Homework Help: Lever with spread load: formula

Do you know about "the principle of lever " ? Minimum force you'd require will balance the load of 5000 kg. Hence lever will be in equilibrium. Clockwise and anticlockwise moments will add up to 0.

 

Assuming the 5t load is uniform, you can take it as acting through its centre of mass. Can you post the equation you get?

 

So what was your attempt?

Posting this is a requirement of the forum and Haruspex has already offered a hint.

By the way a simpler and smaller diagram would make things easier for you.

 

Is that an equation?

 

Well, like I said, I think your diagram makes it more difficult for yourself.

I assume that the mechanism is turned through 90 degrees and is actually some sort of beam balance with force F applied by some sort of bent arm?

You have correctly (I hope) taken the appropriate perpendicular distance for the moment arm for F about the pivot.
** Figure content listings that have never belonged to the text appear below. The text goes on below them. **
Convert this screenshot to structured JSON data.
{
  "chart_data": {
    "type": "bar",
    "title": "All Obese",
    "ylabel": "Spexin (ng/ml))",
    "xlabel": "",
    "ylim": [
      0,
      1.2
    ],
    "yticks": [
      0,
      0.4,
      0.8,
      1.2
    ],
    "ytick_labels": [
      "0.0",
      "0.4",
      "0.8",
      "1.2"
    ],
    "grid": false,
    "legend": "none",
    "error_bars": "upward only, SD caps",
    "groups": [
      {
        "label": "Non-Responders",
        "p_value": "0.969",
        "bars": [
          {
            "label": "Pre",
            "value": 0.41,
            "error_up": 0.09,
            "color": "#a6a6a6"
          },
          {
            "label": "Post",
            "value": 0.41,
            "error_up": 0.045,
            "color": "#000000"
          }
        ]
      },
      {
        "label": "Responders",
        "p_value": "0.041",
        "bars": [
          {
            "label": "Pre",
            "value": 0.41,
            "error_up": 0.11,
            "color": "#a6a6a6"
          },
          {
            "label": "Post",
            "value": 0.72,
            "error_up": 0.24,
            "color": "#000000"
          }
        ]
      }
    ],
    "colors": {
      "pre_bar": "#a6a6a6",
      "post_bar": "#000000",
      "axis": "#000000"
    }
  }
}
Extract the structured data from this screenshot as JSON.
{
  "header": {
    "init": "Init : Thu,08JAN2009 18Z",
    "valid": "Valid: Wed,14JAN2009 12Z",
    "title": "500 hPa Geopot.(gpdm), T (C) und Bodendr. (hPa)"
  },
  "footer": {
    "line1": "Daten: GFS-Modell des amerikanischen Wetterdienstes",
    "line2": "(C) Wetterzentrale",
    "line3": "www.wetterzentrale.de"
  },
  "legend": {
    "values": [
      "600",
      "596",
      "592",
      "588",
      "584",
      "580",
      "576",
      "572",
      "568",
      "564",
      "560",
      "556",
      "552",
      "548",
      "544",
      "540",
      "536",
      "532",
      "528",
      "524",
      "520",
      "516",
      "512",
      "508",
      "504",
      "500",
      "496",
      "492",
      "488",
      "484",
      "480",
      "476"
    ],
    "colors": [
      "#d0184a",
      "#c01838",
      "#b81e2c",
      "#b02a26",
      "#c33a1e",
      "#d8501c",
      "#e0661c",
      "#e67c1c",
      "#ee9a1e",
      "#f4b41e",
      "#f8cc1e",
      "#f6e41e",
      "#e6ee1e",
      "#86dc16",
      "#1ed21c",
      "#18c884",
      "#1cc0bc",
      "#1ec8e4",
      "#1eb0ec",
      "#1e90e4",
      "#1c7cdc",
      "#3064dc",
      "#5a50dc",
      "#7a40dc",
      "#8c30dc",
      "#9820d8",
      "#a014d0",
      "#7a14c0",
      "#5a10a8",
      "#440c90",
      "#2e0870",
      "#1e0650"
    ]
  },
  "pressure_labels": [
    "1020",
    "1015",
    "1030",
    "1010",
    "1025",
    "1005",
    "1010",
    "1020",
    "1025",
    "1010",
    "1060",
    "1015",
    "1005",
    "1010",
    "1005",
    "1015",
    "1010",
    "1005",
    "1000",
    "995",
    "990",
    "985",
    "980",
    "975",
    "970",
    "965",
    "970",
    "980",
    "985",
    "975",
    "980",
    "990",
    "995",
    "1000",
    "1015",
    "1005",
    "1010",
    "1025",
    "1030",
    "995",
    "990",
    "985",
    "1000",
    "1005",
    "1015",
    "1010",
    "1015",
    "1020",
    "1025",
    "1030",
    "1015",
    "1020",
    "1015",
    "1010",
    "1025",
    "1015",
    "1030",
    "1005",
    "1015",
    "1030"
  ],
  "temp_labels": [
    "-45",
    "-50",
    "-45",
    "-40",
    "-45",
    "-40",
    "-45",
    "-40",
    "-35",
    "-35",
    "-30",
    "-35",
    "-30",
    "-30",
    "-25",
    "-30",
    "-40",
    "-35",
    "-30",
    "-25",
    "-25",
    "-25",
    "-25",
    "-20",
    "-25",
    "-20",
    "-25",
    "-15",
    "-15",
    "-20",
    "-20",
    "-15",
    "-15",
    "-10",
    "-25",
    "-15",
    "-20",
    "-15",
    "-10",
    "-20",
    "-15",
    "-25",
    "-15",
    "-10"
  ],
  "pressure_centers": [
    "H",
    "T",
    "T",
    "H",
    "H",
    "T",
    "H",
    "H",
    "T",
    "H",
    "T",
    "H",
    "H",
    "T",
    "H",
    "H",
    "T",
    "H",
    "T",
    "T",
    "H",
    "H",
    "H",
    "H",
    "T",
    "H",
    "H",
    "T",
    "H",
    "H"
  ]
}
However if you wrote a proper equation (an equation has an equals sign!!) it would (should) become apparent that you have omitted something on the other side.
Do we measure force in kg?

 

That looks right, but don't forget g.

 

What units do you use for force in your school?

 

So do you understand what haruspex was getting at?

 

OK I have sketched your arangement as I understand it.

5000kg is 5 tonnes ie quite a heavy block so I have drawn the pivot mounted near the edge of something solid and the restraint as the bent arm being tied to the vertical face of the support.

Now moment = force time distance from the line of action of the force to the pivot.

So the block exerts a moment equal due to the downward force of gravity on its mass.

This downward force is given by multiplying its mass (5000kg) by g to get a force in newtons.

So the block exerts an anticlockwise moment of 5000g newtons.

This is balanced by a clockwise moment of F times y newtons.

I mentioned that I hope you understood the correct distance since in your diagram x = y.
Would you have got it correct if x did not equal y?

An equation contains an equals sign so an equation is

5000 x g x 1.25 = F x 0.8

I am using consistent units here (length in metres) . If you work in millimetres you may get the wrong answer if asked for the force.

In the second diagram I have shown a different block that does not extend the whole length of the left hand side.

This is to show that the principle is the same.

Can you see this?

 

Vertical equilibrium tells you that the upward reaction at the pivot must equal the weight of the block.

Can you tell me what horizontal force must act to balance the tie force F?
I haven't shown it on my diagram

 

It would help if you indicated your level of knowledge.

Do you know about the three conditions for static equilibrium?

That is

1)The algebraic sum of the vertical forces = 0 (sum of downward acting forces = sum of upward acting forces)

2)The algebraic sum of the horizontal forces = 0 (sum of leftward acting forces = sum of rightward acting forces)

3)The sum of the clockwise moments = The sum of the anticlockwise moments

We used (3) to calculate F from W and the geometry.

However geometry doesn't enter into (1) and (2).

You asked me what force acts on the pivot.

 

That is why I asked about your level of knowledge.

This is not a criticism, but there is no point describing things in terms you have not met.

You drew a horizontal force originally preventing the beam holding the block from tipping. A horizontal force is not a weight.